Помню, как била меня поначалу крупная дрожь, как это явление изумило и потрясло мою возлюбленную, как призналась она, что впервые ей достался такой уникально свежий экземпляр.
Нет, разумеется, полуночникам-покупателям не было сквозь узкую амбразурку видно, чем столь увлечённо
занимаемся мы в тёмном и тесном закутке.
Однако многие всё же догадывались, отпуская свои незамысловатые шуточки. Впрочем, шуточки были скорей сочувственными, нежели язвительными. А то б я, в припадке неуместного донкихотства, мог и драку
учинить.
А под утро мы со Светкой внезапно вырубились, непостижимым образом поместившись вдвоём на узенькой лежанке из пивных ящиков, покрытых довольно тонким поролоном. И разбудила нас Светина сменщица, такая же ослепительно раскрашенная и не отягощённая комплексами , весёлая и абсолютно бесцеремонная, сразу с порога объявившая, что будет принимать товарные ценности по факту, в смысле, вместе со мной. Однако, получше присмотревшись, согласилась принимать товар согласно накладным — после фантастической во всех смыслах ночи я, очевидно, товарного вида не имел и подлежал списанию.

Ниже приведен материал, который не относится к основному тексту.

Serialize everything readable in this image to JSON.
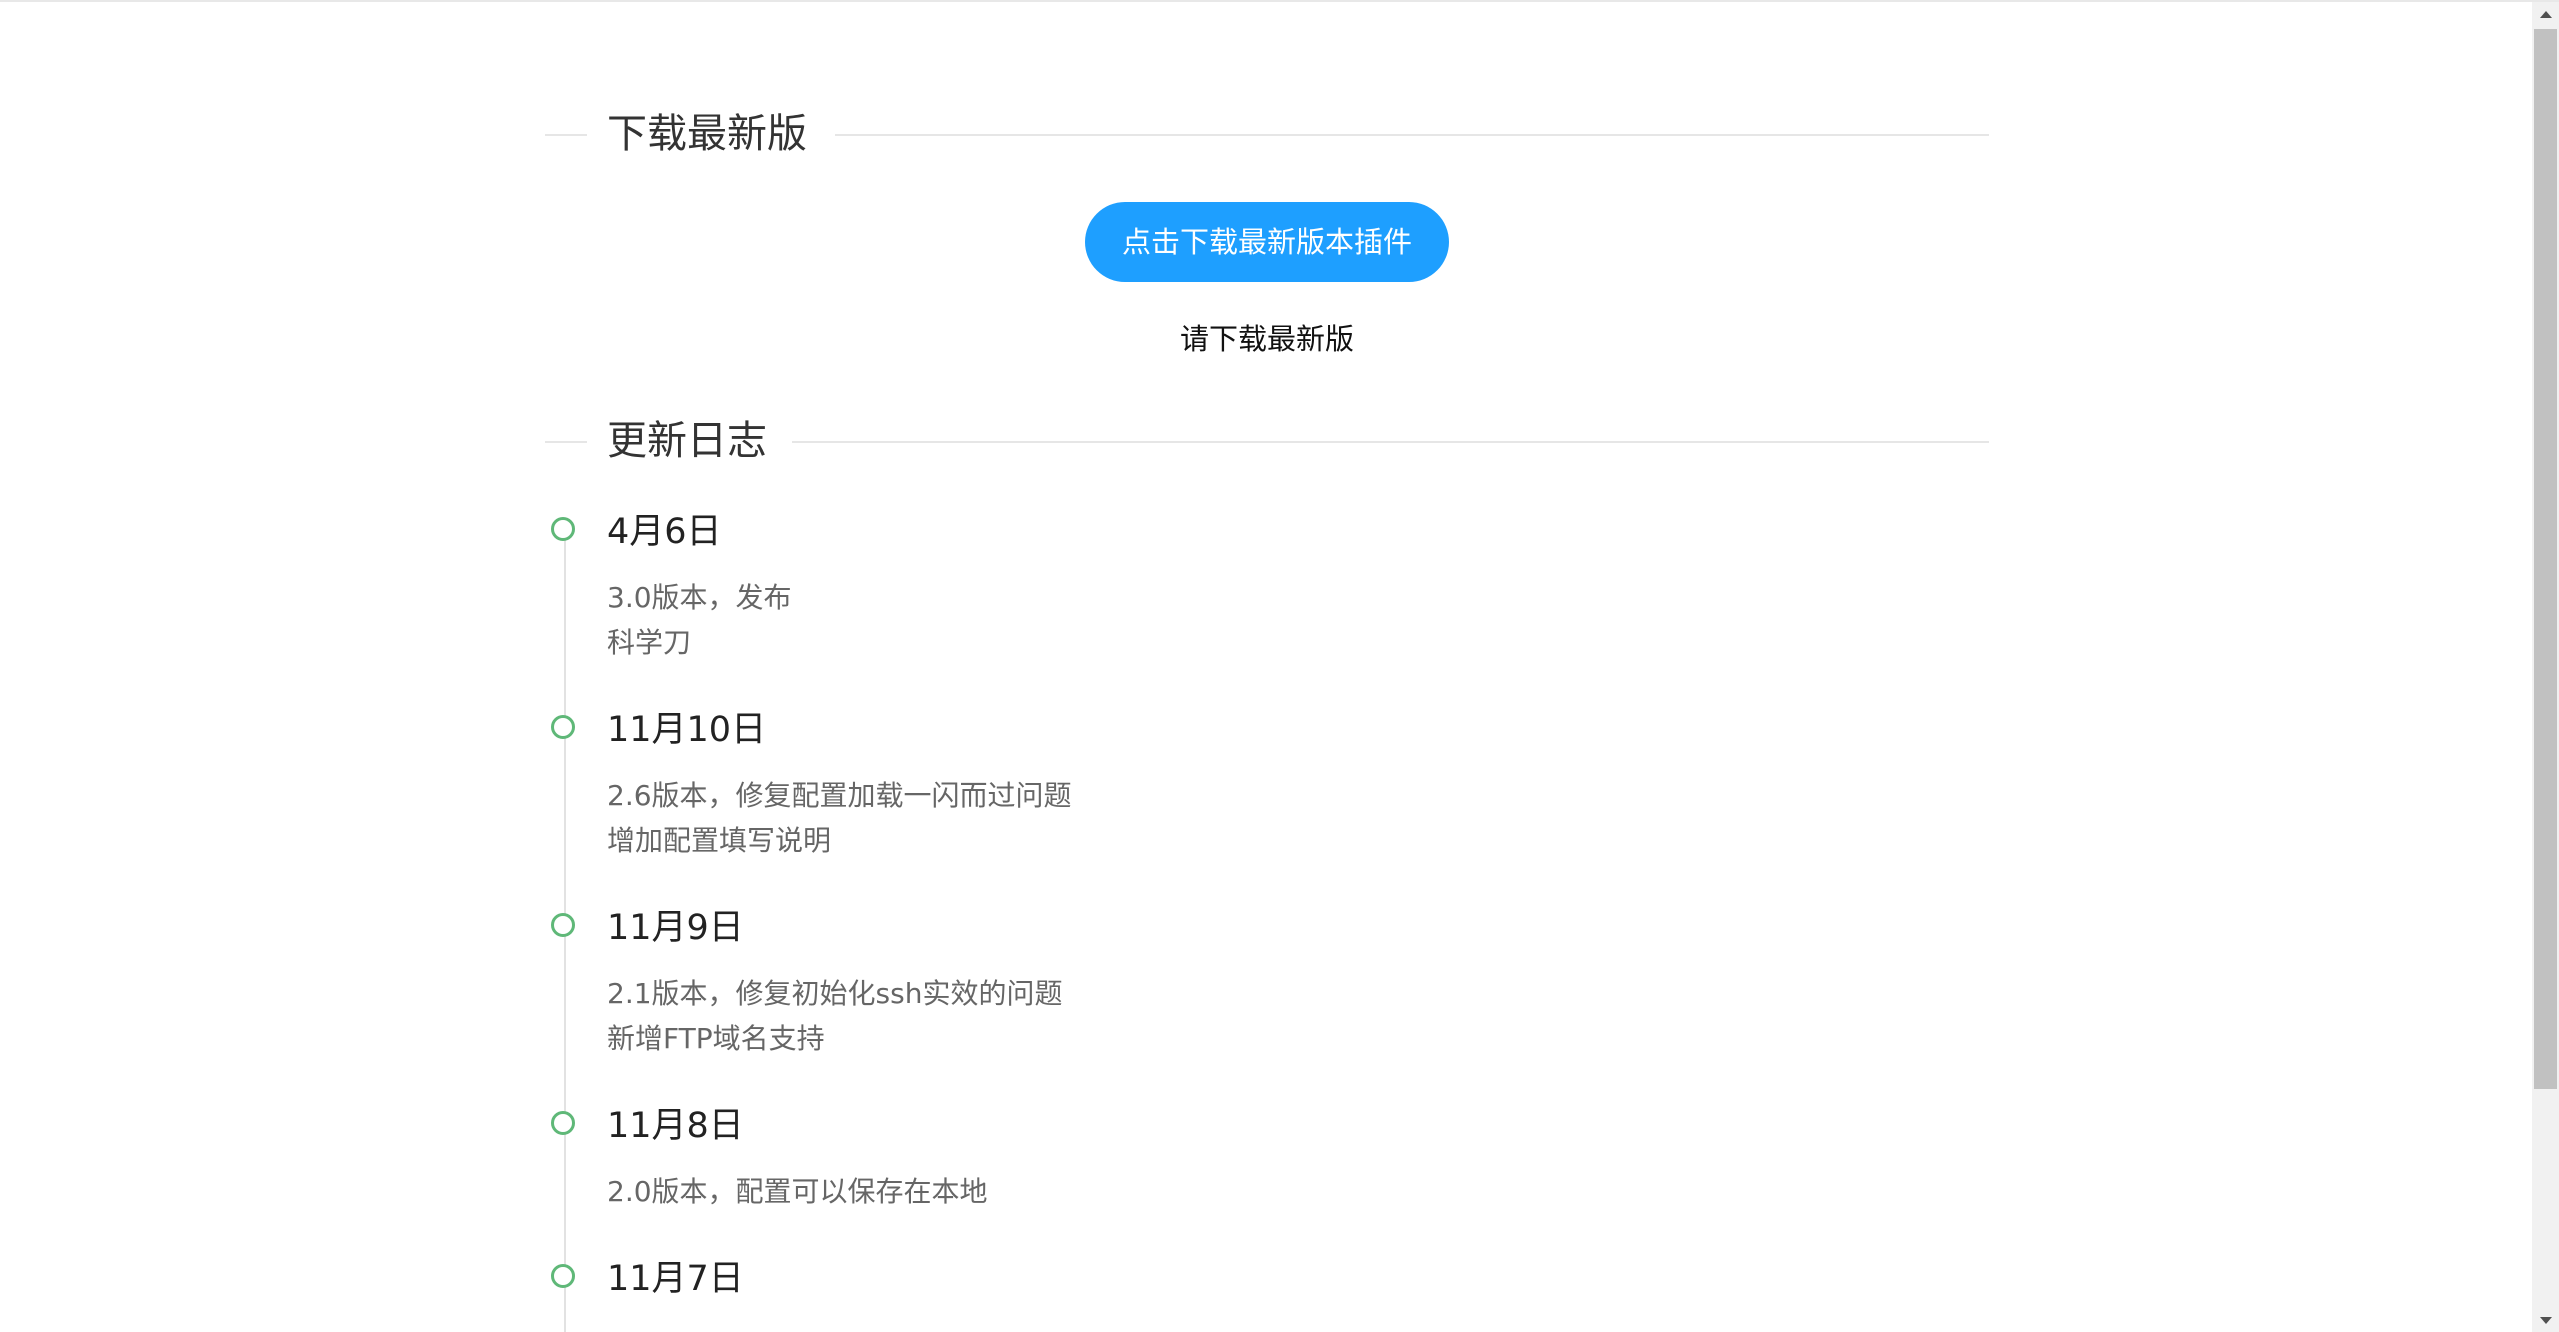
{
  "download_section": {
    "title": "下载最新版",
    "button_label": "点击下载最新版本插件",
    "hint": "请下载最新版"
  },
  "changelog_section": {
    "title": "更新日志",
    "entries": [
      {
        "date": "4月6日",
        "lines": [
          "3.0版本，发布",
          "科学刀"
        ]
      },
      {
        "date": "11月10日",
        "lines": [
          "2.6版本，修复配置加载一闪而过问题",
          "增加配置填写说明"
        ]
      },
      {
        "date": "11月9日",
        "lines": [
          "2.1版本，修复初始化ssh实效的问题",
          "新增FTP域名支持"
        ]
      },
      {
        "date": "11月8日",
        "lines": [
          "2.0版本，配置可以保存在本地"
        ]
      },
      {
        "date": "11月7日",
        "lines": []
      }
    ]
  },
  "colors": {
    "button_bg": "#1e9fff",
    "timeline_dot": "#5fb878",
    "divider": "#e6e6e6"
  },
  "icons": {
    "scroll_up": "triangle-up-icon",
    "scroll_down": "triangle-down-icon"
  }
}
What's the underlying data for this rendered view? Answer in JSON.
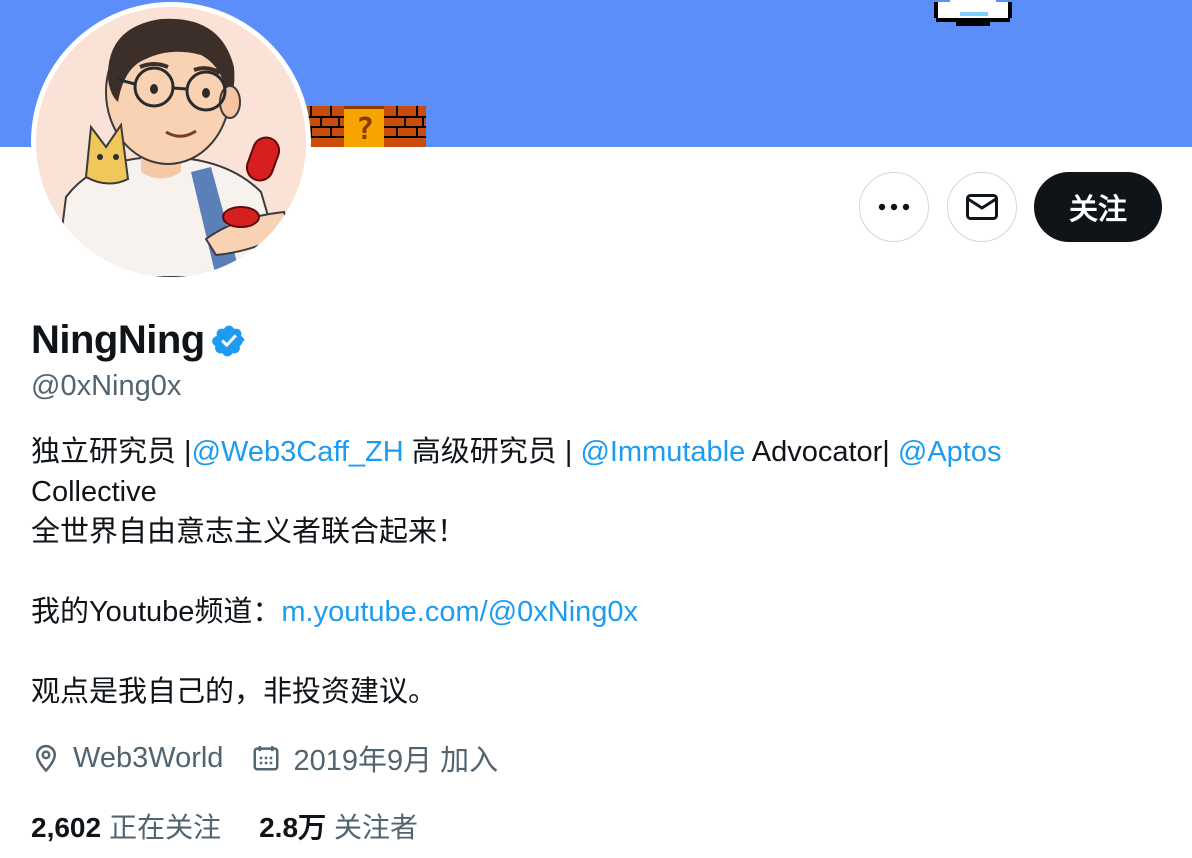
{
  "profile": {
    "display_name": "NingNing",
    "handle": "@0xNing0x",
    "verified_icon": "verified-badge-icon"
  },
  "actions": {
    "more_icon": "more-horizontal-icon",
    "message_icon": "mail-icon",
    "follow_label": "关注"
  },
  "bio": {
    "line1": [
      {
        "text": "独立研究员 |",
        "link": false
      },
      {
        "text": "@Web3Caff_ZH",
        "link": true
      },
      {
        "text": " 高级研究员 | ",
        "link": false
      },
      {
        "text": "@Immutable",
        "link": true
      },
      {
        "text": " Advocator| ",
        "link": false
      },
      {
        "text": "@Aptos",
        "link": true
      }
    ],
    "line2": "Collective",
    "line3": "全世界自由意志主义者联合起来！",
    "youtube_prefix": "我的Youtube频道：",
    "youtube_link": "m.youtube.com/@0xNing0x",
    "disclaimer": "观点是我自己的，非投资建议。"
  },
  "meta": {
    "location_icon": "location-pin-icon",
    "location": "Web3World",
    "joined_icon": "calendar-icon",
    "joined": "2019年9月 加入"
  },
  "stats": {
    "following_count": "2,602",
    "following_label": "正在关注",
    "followers_count": "2.8万",
    "followers_label": "关注者"
  },
  "colors": {
    "banner": "#5b8ef8",
    "link": "#1d9bf0",
    "verified": "#1d9bf0",
    "primary_text": "#0f1419",
    "secondary_text": "#536471",
    "follow_button": "#0f1419"
  }
}
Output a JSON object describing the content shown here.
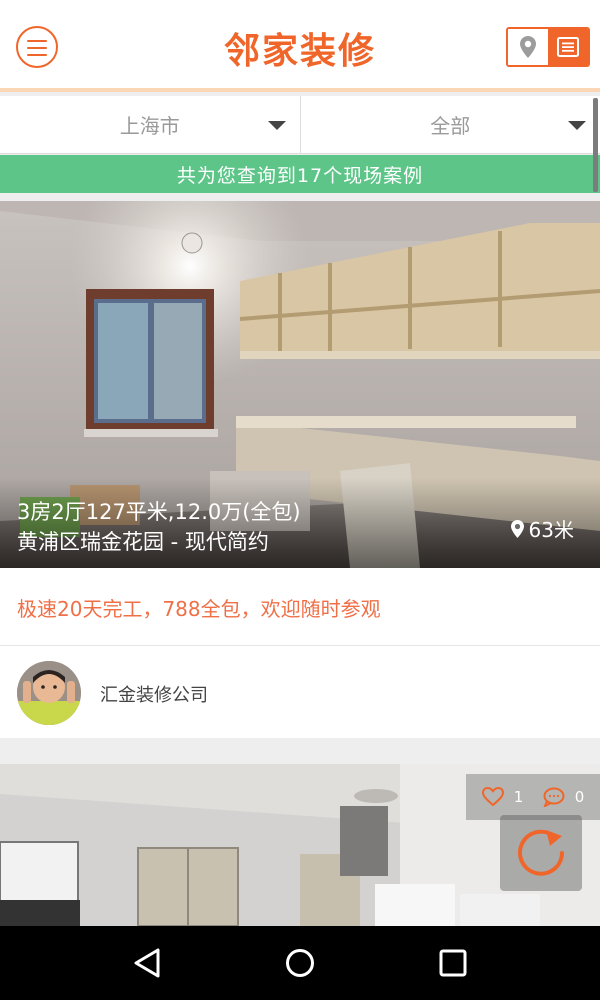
{
  "header": {
    "title": "邻家装修",
    "menu_icon": "menu-icon",
    "location_icon": "map-pin-icon",
    "list_icon": "list-view-icon",
    "accent_color": "#f0662a"
  },
  "filters": {
    "city": "上海市",
    "category": "全部"
  },
  "result_banner": "共为您查询到17个现场案例",
  "cases": [
    {
      "title": "3房2厅127平米,12.0万(全包)",
      "subtitle": "黄浦区瑞金花园 - 现代简约",
      "distance": "63米",
      "promo": "极速20天完工，788全包，欢迎随时参观",
      "company": "汇金装修公司"
    },
    {
      "likes": "1",
      "comments": "0"
    }
  ],
  "colors": {
    "banner_bg": "#5dc588",
    "promo_text": "#ef6f47"
  }
}
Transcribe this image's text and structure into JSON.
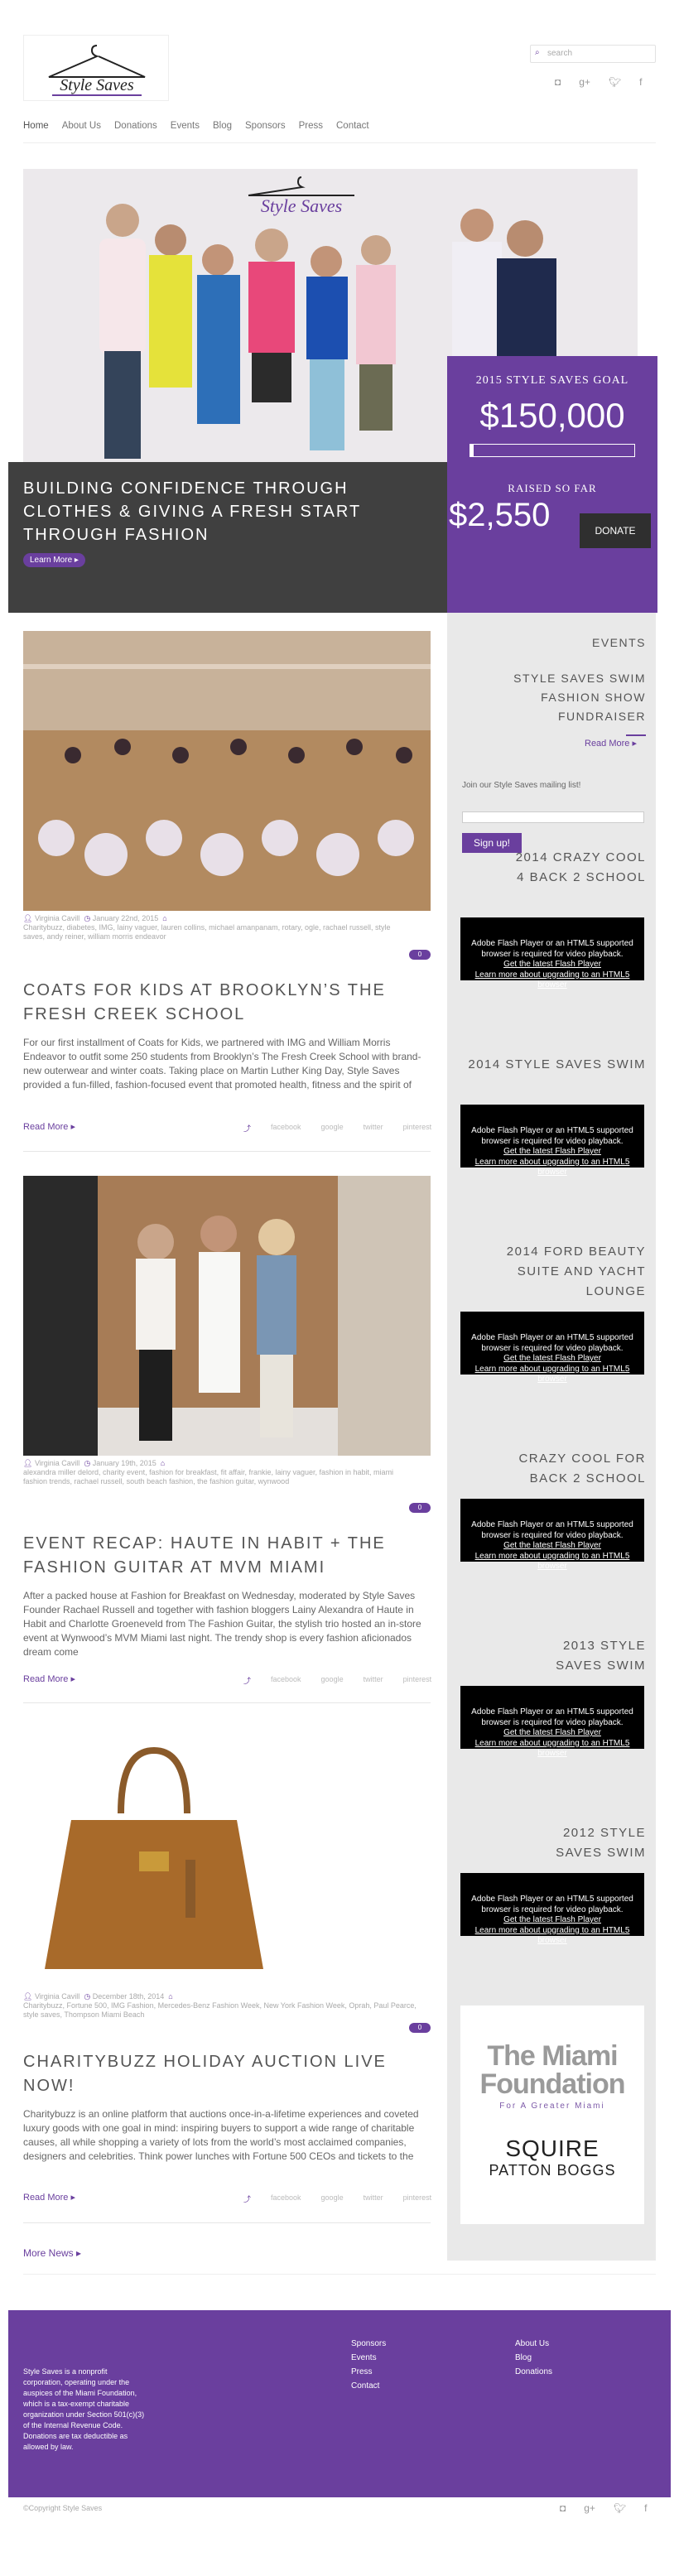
{
  "header": {
    "logo_text": "Style Saves",
    "search_placeholder": "search"
  },
  "nav": [
    "Home",
    "About Us",
    "Donations",
    "Events",
    "Blog",
    "Sponsors",
    "Press",
    "Contact"
  ],
  "hero": {
    "logo_text": "Style Saves",
    "banner_title": "Building confidence through clothes & giving a fresh start through fashion",
    "learn_more": "Learn More ▸"
  },
  "goal": {
    "label": "2015 Style Saves Goal",
    "amount": "$150,000",
    "progress": 0.02,
    "raised_label": "Raised so far",
    "raised": "$2,550",
    "donate": "Donate"
  },
  "posts": [
    {
      "meta_author": "Virginia Cavill",
      "meta_date": "January 22nd, 2015",
      "meta_tags": "Charitybuzz, diabetes, IMG, lainy vaguer, lauren collins, michael amanpanam, rotary, ogle, rachael russell, style saves, andy reiner, william morris endeavor",
      "comments": "0",
      "title": "Coats for Kids at Brooklyn’s The Fresh Creek School",
      "excerpt": "For our first installment of Coats for Kids, we partnered with IMG and William Morris Endeavor to outfit some 250 students from Brooklyn’s The Fresh Creek School with brand-new outerwear and winter coats. Taking place on Martin Luther King Day, Style Saves provided a fun-filled, fashion-focused event that promoted health, fitness and the spirit of",
      "read_more": "Read More ▸"
    },
    {
      "meta_author": "Virginia Cavill",
      "meta_date": "January 19th, 2015",
      "meta_tags": "alexandra miller delord, charity event, fashion for breakfast, fit affair, frankie, lainy vaguer, fashion in habit, miami fashion trends, rachael russell, south beach fashion, the fashion guitar, wynwood",
      "comments": "0",
      "title": "Event Recap: Haute in Habit + The Fashion Guitar at MVM Miami",
      "excerpt": "After a packed house at Fashion for Breakfast on Wednesday, moderated by Style Saves Founder Rachael Russell and together with fashion bloggers Lainy Alexandra of Haute in Habit and Charlotte Groeneveld from The Fashion Guitar, the stylish trio hosted an in-store event at Wynwood’s MVM Miami last night. The trendy shop is every fashion aficionados dream come",
      "read_more": "Read More ▸"
    },
    {
      "meta_author": "Virginia Cavill",
      "meta_date": "December 18th, 2014",
      "meta_tags": "Charitybuzz, Fortune 500, IMG Fashion, Mercedes-Benz Fashion Week, New York Fashion Week, Oprah, Paul Pearce, style saves, Thompson Miami Beach",
      "comments": "0",
      "title": "CharityBuzz Holiday Auction Live Now!",
      "excerpt": "Charitybuzz is an online platform that auctions once-in-a-lifetime experiences and coveted luxury goods with one goal in mind: inspiring buyers to support a wide range of charitable causes, all while shopping a variety of lots from the world’s most acclaimed companies, designers and celebrities. Think power lunches with Fortune 500 CEOs and tickets to the",
      "read_more": "Read More ▸"
    }
  ],
  "share": [
    "facebook",
    "google",
    "twitter",
    "pinterest"
  ],
  "more_news": "More News ▸",
  "sidebar": {
    "events_title": "Events",
    "event_name": "Style Saves Swim Fashion Show Fundraiser",
    "read_more": "Read More ▸",
    "mailing_text": "Join our Style Saves mailing list!",
    "signup": "Sign up!",
    "videos": [
      {
        "title": "2014 Crazy Cool 4 Back 2 School"
      },
      {
        "title": "2014 Style Saves Swim"
      },
      {
        "title": "2014 Ford Beauty Suite and Yacht Lounge"
      },
      {
        "title": "Crazy Cool for Back 2 School"
      },
      {
        "title": "2013 Style Saves Swim"
      },
      {
        "title": "2012 Style Saves Swim"
      }
    ],
    "flash": {
      "line1": "Adobe Flash Player or an HTML5 supported browser is required for video playback.",
      "line2": "Get the latest Flash Player",
      "line3": "Learn more about upgrading to an HTML5 browser"
    },
    "sponsor1_title": "The Miami Foundation",
    "sponsor1_sub": "For A Greater Miami",
    "sponsor2_line1": "SQUIRE",
    "sponsor2_line2": "PATTON BOGGS"
  },
  "footer": {
    "about": "Style Saves is a nonprofit corporation, operating under the auspices of the Miami Foundation, which is a tax-exempt charitable organization under Section 501(c)(3) of the Internal Revenue Code. Donations are tax deductible as allowed by law.",
    "col1": [
      "Sponsors",
      "Events",
      "Press",
      "Contact"
    ],
    "col2": [
      "About Us",
      "Blog",
      "Donations"
    ],
    "copyright": "©Copyright Style Saves"
  },
  "colors": {
    "purple": "#6a3f9e",
    "dark": "#404040",
    "sidebar": "#e9e9e9"
  }
}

Но «мечта моя осуществлённая» сменщицу встретила довольно прохладно, шутливый тон не поддержала,
а на её весьма поблекшем за ночь лице читалась явственная досада. И я догадался, в чём дело, лишь тогда,
когда перед уходом, не без труда преодолевая гордыню, Света заискивающе обронила: «Надеюсь, Тенгизу-то не настучишь, подруга?…»
Конечно, эти слова больно резанули моё благородное сердце, но я всё-таки смолчал, помня условие, выдвинутое и с лёгкостью принятое ночью: «всё, что было раньше с тобой и со мной, ни малейшего значения не
имеет, ведь правда?..»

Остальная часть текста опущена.